Matthew Oakeshott criticised today’s deal with the banks on bonuses, lending and other matters saying, “If this is robust action on bank bonuses, my name’s Bob Diamond and I’m going to claim my £9m bonus next week”.
Danny Alexander responded on Channel 4 that his “name clearly isn’t Bob Diamond”.
Lord Oakeshott was not “the” Liberal Democrat spokesman in the Lords, a role which falls to Dick Newby. However, he was “a” spokesman. Aside from those in government, the Liberal Democrat peers in the Lords have since the election had a team of lead spokespeople on issues (Dick Newby in this case) along with a varying number of supporting spokespeople (one in the Treasury case, Matthew Oakeshott).
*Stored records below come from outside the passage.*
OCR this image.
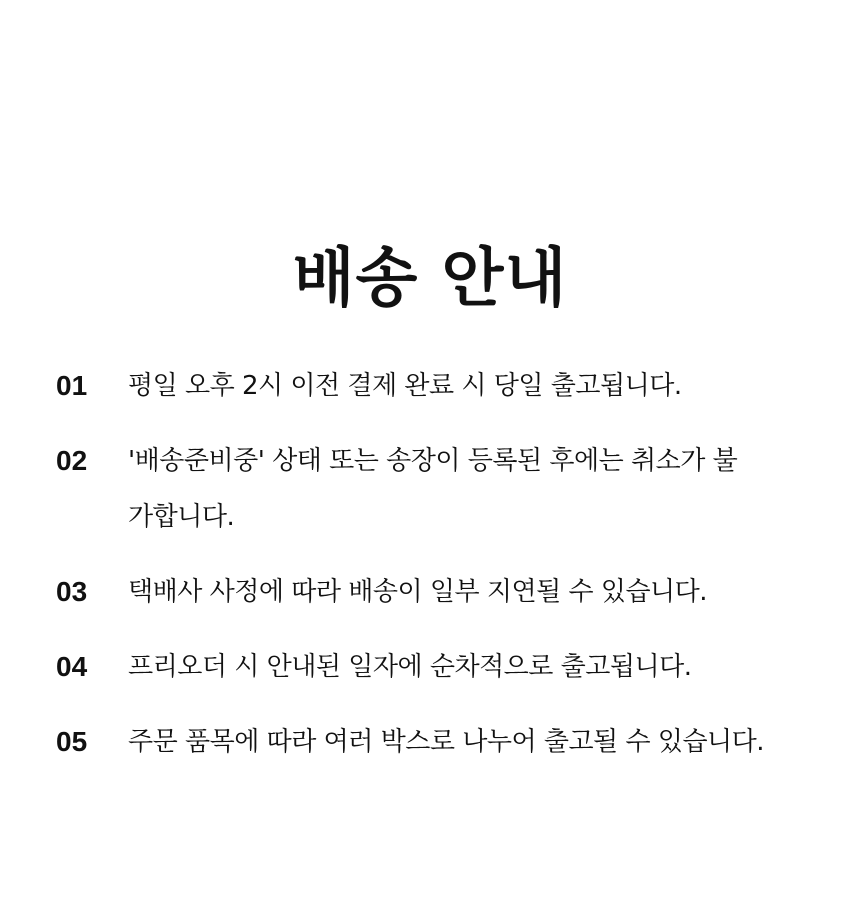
배송 안내
01	평일 오후 2시 이전 결제 완료 시 당일 출고됩니다.
02	'배송준비중' 상태 또는 송장이 등록된 후에는 취소가 불가합니다.
03	택배사 사정에 따라 배송이 일부 지연될 수 있습니다.
04	프리오더 시 안내된 일자에 순차적으로 출고됩니다.
05	주문 품목에 따라 여러 박스로 나누어 출고될 수 있습니다.
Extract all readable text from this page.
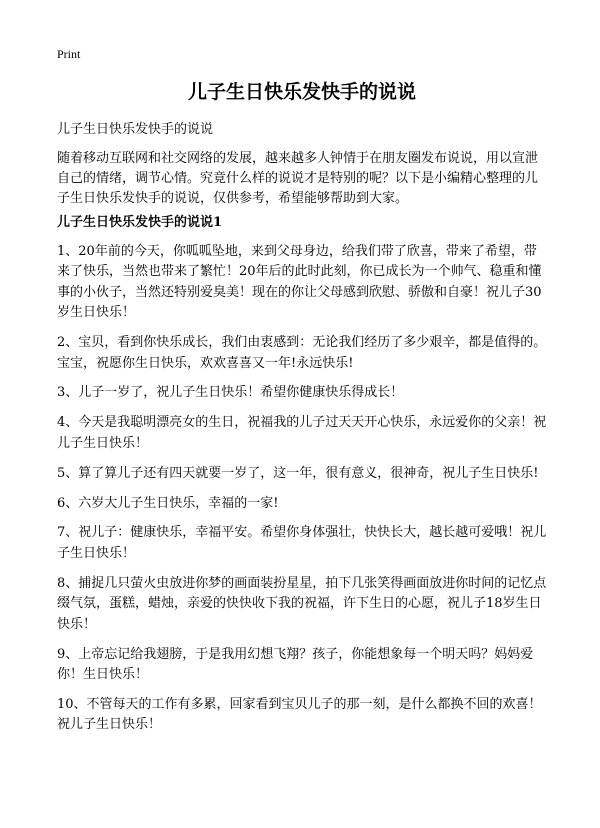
Print
儿子生日快乐发快手的说说

儿子生日快乐发快手的说说

随着移动互联网和社交网络的发展，越来越多人钟情于在朋友圈发布说说，用以宣泄自己的情绪，调节心情。究竟什么样的说说才是特别的呢？以下是小编精心整理的儿子生日快乐发快手的说说，仅供参考，希望能够帮助到大家。

儿子生日快乐发快手的说说1
1、20年前的今天，你呱呱坠地，来到父母身边，给我们带了欣喜，带来了希望，带来了快乐，当然也带来了繁忙！20年后的此时此刻，你已成长为一个帅气、稳重和懂事的小伙子，当然还特别爱臭美！现在的你让父母感到欣慰、骄傲和自豪！祝儿子30岁生日快乐！
2、宝贝，看到你快乐成长，我们由衷感到：无论我们经历了多少艰辛，都是值得的。宝宝，祝愿你生日快乐，欢欢喜喜又一年!永远快乐!
3、儿子一岁了，祝儿子生日快乐！希望你健康快乐得成长！
4、今天是我聪明漂亮女的生日，祝福我的儿子过天天开心快乐，永远爱你的父亲！祝儿子生日快乐！
5、算了算儿子还有四天就要一岁了，这一年，很有意义，很神奇，祝儿子生日快乐!
6、六岁大儿子生日快乐，幸福的一家!
7、祝儿子：健康快乐，幸福平安。希望你身体强壮，快快长大，越长越可爱哦！祝儿子生日快乐！
8、捕捉几只萤火虫放进你梦的画面装扮星星，拍下几张笑得画面放进你时间的记忆点缀气氛，蛋糕，蜡烛，亲爱的快快收下我的祝福，许下生日的心愿，祝儿子18岁生日快乐！
9、上帝忘记给我翅膀，于是我用幻想飞翔？孩子，你能想象每一个明天吗？妈妈爱你！生日快乐！
10、不管每天的工作有多累，回家看到宝贝儿子的那一刻，是什么都换不回的欢喜！祝儿子生日快乐！
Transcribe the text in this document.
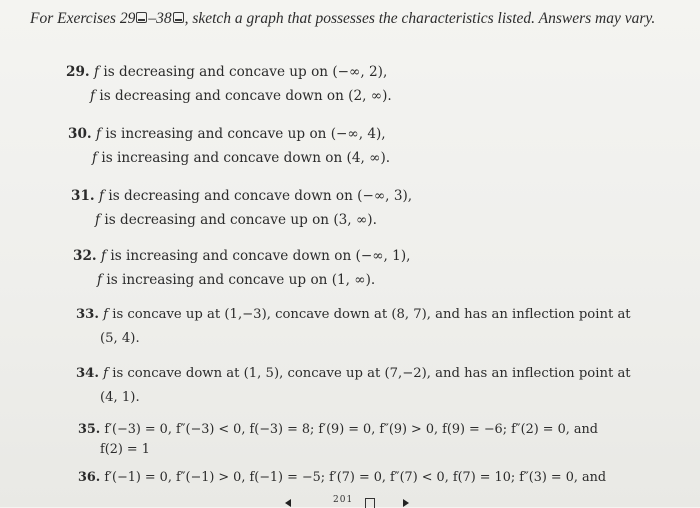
For Exercises 29 –38 , sketch a graph that possesses the characteristics listed. Answers may vary.
29. f is decreasing and concave up on (−∞, 2),
f is decreasing and concave down on (2, ∞).
30. f is increasing and concave up on (−∞, 4),
f is increasing and concave down on (4, ∞).
31. f is decreasing and concave down on (−∞, 3),
f is decreasing and concave up on (3, ∞).
32. f is increasing and concave down on (−∞, 1),
f is increasing and concave up on (1, ∞).
33. f is concave up at (1,−3), concave down at (8, 7), and has an inflection point at
(5, 4).
34. f is concave down at (1, 5), concave up at (7,−2), and has an inflection point at
(4, 1).
35. f′(−3) = 0, f″(−3) < 0, f(−3) = 8; f′(9) = 0, f″(9) > 0, f(9) = −6; f″(2) = 0, and
f(2) = 1
36. f′(−1) = 0, f″(−1) > 0, f(−1) = −5; f′(7) = 0, f″(7) < 0, f(7) = 10; f″(3) = 0, and
201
There has been a range of views expressed in the last few days as to the exact formal role of the supporting spokespeople which, along with the lead versus supporting spokesperson distinction, helps explain the different comments made at different times.
Channel 4′s Cathy Newman reported, “Lord Oakeshott texted me saying: ‘I’ve decided I wd be more comfortable as a backbencher because I’m v unhappy with banking agreement.’”
Note: post updated to make clearer the situation with spokespeople in the Lords.